Cette tournée diplomatique a eu lieu peu après l'annonce de la signature, en avril, d'un pacte de sécurité entre la Chine et les Îles Salomon. Cet accord avait déjà soulevé l'inquiétude de Canberra et Washington quant aux ambitions militaires de Pékin. Voici 4 questions pour comprendre pourquoi le jeu diplomatique de la Chine dans cette région fait parler.

 

1 · Pourquoi parle-t-on du Pacifique Sud ?

Fin avril, les îles Salomon et la Chine ont annoncé avoir signé un pacte de sécurité . Si les termes de l'accord sont restés secrets, une version préliminaire avait fuité quelques semaines plus tôt. Ce document comprenait des propositions autorisant le transit de navires miliaires par cet archipel situé à moins de 2.000 km des côtes australiennes. L'accord évoquait par ailleurs la possibilité pour le gouvernement des îles Salomon de faire appel aux forces de l'ordre chinoises pour « aider au maintien de l'ordre social » dans ce pays secoué en 2021 par des émeutes.

Plus récemment, fin mai, un voyage de dix jours du ministre chinois des Affaires étrangères Wang Yi dans le Pacifique sud a confirmé la volonté de Pékin de s'affirmer dans cette région. Cette visite s'est achevée sur un refus des dirigeants des îles du Pacifique Sud de signer un « Plan d'action quinquennal Chine-pays du Pacifique pour le développement commun », destiné à renforcer la coopération économique et sécuritaire entre la Chine et dix Etats du Pacifique. Wang Yi a néanmoins achevé son voyage en ayant signé plusieurs accords dont les détails ne sont pas connus.

 


2 · Pourquoi ces événements inquiètent-ils ?

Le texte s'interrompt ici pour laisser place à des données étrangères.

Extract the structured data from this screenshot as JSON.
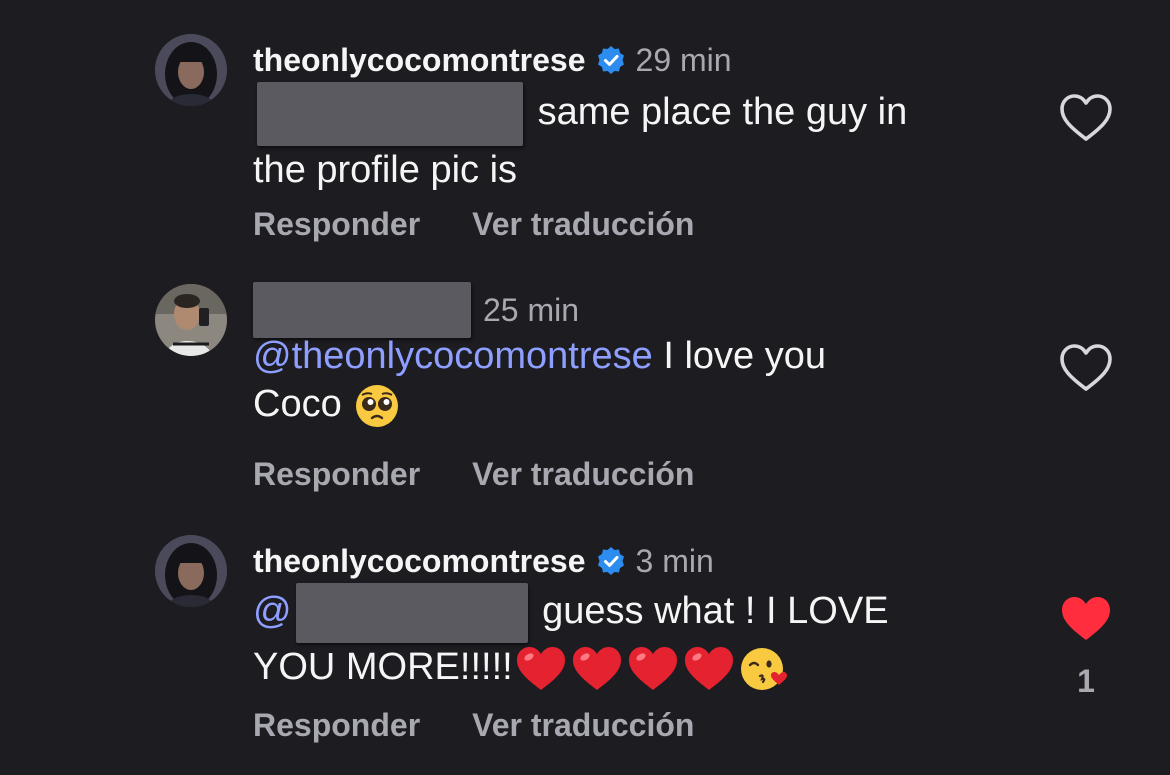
{
  "comments": [
    {
      "username": "theonlycocomontrese",
      "verified": true,
      "time": "29 min",
      "mention_prefix": "",
      "text_line1": "same place the guy in",
      "text_line2": "the profile pic is",
      "liked": false,
      "like_count": ""
    },
    {
      "username": "",
      "verified": false,
      "time": "25 min",
      "mention": "@theonlycocomontrese",
      "text_line1": " I love you",
      "text_line2": "Coco",
      "liked": false,
      "like_count": ""
    },
    {
      "username": "theonlycocomontrese",
      "verified": true,
      "time": "3 min",
      "mention_prefix": "@",
      "text_line1": "guess what ! I LOVE",
      "text_line2": "YOU MORE!!!!!",
      "liked": true,
      "like_count": "1"
    }
  ],
  "actions": {
    "reply_label": "Responder",
    "translate_label": "Ver traducción"
  },
  "icons": {
    "verified": "verified-badge-icon",
    "like": "heart-outline-icon",
    "liked": "heart-filled-icon",
    "emoji_pleading": "pleading-face-emoji",
    "emoji_heart": "red-heart-emoji",
    "emoji_kiss": "face-blowing-kiss-emoji"
  },
  "colors": {
    "background": "#1c1c21",
    "mention": "#8e9fff",
    "verified": "#2d8cf0",
    "liked": "#ff2d3d",
    "muted": "#a8a8b0"
  }
}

L'intérêt de la Chine pour cette région habituellement dans la sphère d'influence de l'Australie n'est pas nouveau.

Mais l'accord avec les Îles Salomon « a vraiment alarmé de manière très aiguë les observateurs, surtout les Etats-Unis, l'Australie et la Nouvelle-Zélande. Certains y ont vu une stratégie de la Chine pour monter en puissance dans la région », décrypte Marc Julienne, spécialiste de la Chine à l'Ifri (Institut français de relations internationales).

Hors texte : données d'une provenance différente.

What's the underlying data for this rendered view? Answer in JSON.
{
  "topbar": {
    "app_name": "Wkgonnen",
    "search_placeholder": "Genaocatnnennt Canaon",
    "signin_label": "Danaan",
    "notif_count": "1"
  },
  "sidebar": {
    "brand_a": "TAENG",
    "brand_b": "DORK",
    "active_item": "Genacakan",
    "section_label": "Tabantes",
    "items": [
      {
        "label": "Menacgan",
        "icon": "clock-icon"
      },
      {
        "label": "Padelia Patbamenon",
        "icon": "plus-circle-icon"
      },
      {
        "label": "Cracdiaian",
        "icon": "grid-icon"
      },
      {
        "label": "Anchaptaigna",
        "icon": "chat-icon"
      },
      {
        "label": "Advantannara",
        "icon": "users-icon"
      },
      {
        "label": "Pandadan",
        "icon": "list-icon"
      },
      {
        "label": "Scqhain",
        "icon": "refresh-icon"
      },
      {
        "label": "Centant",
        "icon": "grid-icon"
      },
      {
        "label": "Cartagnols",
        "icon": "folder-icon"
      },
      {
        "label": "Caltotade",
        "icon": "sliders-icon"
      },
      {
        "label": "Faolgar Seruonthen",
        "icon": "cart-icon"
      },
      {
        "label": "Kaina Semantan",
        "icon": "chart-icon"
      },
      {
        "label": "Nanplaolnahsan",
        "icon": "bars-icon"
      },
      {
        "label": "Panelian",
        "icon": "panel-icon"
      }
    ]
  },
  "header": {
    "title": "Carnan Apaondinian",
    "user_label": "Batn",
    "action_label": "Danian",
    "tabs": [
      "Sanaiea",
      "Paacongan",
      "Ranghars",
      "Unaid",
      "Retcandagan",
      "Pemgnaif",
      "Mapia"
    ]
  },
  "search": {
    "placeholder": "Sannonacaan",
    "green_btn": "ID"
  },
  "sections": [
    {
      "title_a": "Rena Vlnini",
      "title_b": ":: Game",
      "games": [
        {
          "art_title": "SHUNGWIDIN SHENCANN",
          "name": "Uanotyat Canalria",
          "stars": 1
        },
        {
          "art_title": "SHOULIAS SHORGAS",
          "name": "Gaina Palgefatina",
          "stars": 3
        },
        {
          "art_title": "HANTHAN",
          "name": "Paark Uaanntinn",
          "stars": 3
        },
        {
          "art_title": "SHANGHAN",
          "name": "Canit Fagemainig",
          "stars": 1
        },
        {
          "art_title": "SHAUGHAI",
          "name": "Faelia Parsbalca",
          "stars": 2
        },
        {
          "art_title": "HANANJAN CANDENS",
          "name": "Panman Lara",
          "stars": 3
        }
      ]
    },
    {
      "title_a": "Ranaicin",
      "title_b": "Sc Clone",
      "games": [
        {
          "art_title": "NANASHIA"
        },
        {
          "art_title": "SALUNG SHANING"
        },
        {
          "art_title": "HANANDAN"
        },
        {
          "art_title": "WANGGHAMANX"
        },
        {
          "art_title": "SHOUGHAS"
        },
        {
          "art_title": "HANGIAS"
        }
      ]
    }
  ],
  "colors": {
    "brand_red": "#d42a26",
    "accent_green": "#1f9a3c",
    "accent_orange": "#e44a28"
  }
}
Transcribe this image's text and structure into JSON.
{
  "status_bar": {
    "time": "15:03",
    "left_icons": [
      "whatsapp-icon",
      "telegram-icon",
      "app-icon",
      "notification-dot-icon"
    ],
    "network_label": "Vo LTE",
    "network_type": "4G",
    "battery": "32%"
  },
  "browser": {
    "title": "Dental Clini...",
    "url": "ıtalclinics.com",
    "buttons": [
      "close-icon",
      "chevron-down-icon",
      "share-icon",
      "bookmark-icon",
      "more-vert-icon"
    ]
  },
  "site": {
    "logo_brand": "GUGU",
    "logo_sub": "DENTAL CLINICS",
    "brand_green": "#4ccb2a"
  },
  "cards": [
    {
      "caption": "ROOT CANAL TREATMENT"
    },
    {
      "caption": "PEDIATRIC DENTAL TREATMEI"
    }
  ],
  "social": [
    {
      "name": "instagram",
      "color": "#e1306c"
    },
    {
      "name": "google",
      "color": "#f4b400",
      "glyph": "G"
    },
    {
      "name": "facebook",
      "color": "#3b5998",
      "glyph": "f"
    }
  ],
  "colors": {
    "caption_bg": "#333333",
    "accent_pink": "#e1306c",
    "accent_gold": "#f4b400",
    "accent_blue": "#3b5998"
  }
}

Canberra et Washington s'inquiètent en effet depuis longtemps de voir la Chine construire une base navale dans cette zone.

Pour Marc Julienne, un droit d'escale de la marine chinoise ne pose pas nécessairement les jalons d'une présence militaire ou d'une future base navale dans cette région. Quant à l'envoi de policiers pour le maintien de l'ordre sur l'archipel des Salomon, « la Chine a beaucoup à perdre et peu à gagner », commente le chercheur.

Mais d'autres observateurs sont plus alarmistes.

Même s'il faut « considérer la question de manière sérieuse », selon Marc Julienne pour qui la progression de l'influence chinoise alarme « à juste titre » l'Australie et les Etats-Unis.

Pour la spécialiste de l'Indo-Pacifique Cleo Paskal, interviewée par « Le Monde » , la présence de la Chine dans les îles du Pacifique dessine un contrôle des mers pertinent en cas de guerre autour de Taïwan. Les tensions autour de l'Etat insulaire sont en effet montées d'un cran ces dernières semaines sur fond de passes d'armes entre la Chine et les Etats-Unis, faisant craindre un conflit dans la zone.

 

3 · Quelles sont les ambitions de la Chine ?

L'ambition militaire de la Chine est celle qui préoccupe le plus les Australiens et les Américains. Et pour cause, « l'Australie n'est pas loin, les Etats-Unis non plus, il est donc utile pour la Chine d'avoir une présence forte dans cette zone », explique Marc Julienne. Selon la chaîne américaine CNN , les deux pays craignent qu'une présence militaire chinoise permanente ne perturbe voire menace la présence militaire australienne et américaine dans la région, ou serve de base arrière à des attaques.

Mais « les intérêts de la Chine dans le Pacifique sont multiples », selon Marc Julienne, avec en toile de fond une compétition stratégique entre la Chine et les Etats-Unis partout dans le monde. D'abord, « le Pacifique sud se situe entre la Chine et les Etats-Unis, et toute prise diplomatique sur les alliés d'une autre puissance est une victoire », avance le chercheur.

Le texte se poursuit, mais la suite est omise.